Eu participei de uma caravana onde foram visitadas 11 capitais brasileiras, nas quais foi levada a discussão das questões são franciscanas. Nós escrevemos uma carta para o presidente da República, encaminhada através do governador da Bahia, Jaques Wagner, e do governador de Sergipe, Marcelo Déda, ambos do PT, e que possui uma proposta alternativa para se resolver o impasse que está havendo aí, inclusive com a realização das greves de fome por dom Luíz Cappio.

Como nós sabemos que essa água vai para o agronegócio, principalmente o eixo norte do projeto, a proposta é que não se construa este eixo (norte), e que o canal leste seja substituído por uma adutora que leve as águas do São Francisco para as regiões agrestes dos estados da Paraíba e do Pernambuco, que o Atlas do Nordeste identificou como regiões que realmente têm problemas de escassez de água. E que esta adução seja num volume de 9 metros cúbicos/segundo e não os 28 metros cúbicos/segundo que estão sendo considerados nos canais do eixo leste.
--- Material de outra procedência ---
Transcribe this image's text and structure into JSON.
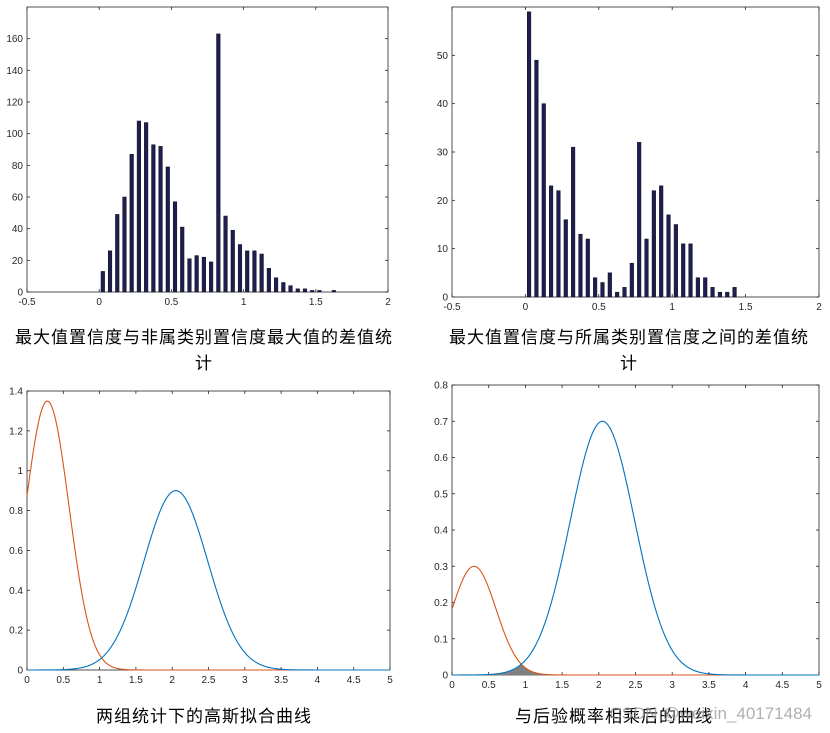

Isso resolveria tranqüilamente o problema de abastecimento dessas populações nos agrestes da Paraíba e de Pernambuco. Também propomos o apoio à Asa Brasil nas tecnologias de cisternas, de mandalas, barragens subterrâneas, etc.

Existe o programa de 1 milhão de cisternas em andamento, com mais de 200 mil já construídas, mas nós precisamos acelerar isso. É a nossa proposta, e é viável. Não deixaria de ser uma transposição do São Francisco, mas em volumes adequados à solução de um problema. Hoje, a nossa proposta ainda está em negociação com o governo federal.

E os riscos ambientais da transposição?

O estudo inicial de impactos ambientais, contratado pelo governo federal, feito por consórcios internacionais, levantou 44 vetores de risco, dos quais 11 apenas não deram risco. O resto deu. E o projeto, por incrível que pareça, foi considerado ambientalmente viável. É um absurdo. Foi divulgado, mas pouca gente sabe. Aplicou-se na brincadeirinha R$ 70 milhões. E isso foi feito na época do Fernando Henrique. Que delírio. O governo Lula simplesmente aproveitou um trabalho do seu antecessor e aceitou tudo numa boa.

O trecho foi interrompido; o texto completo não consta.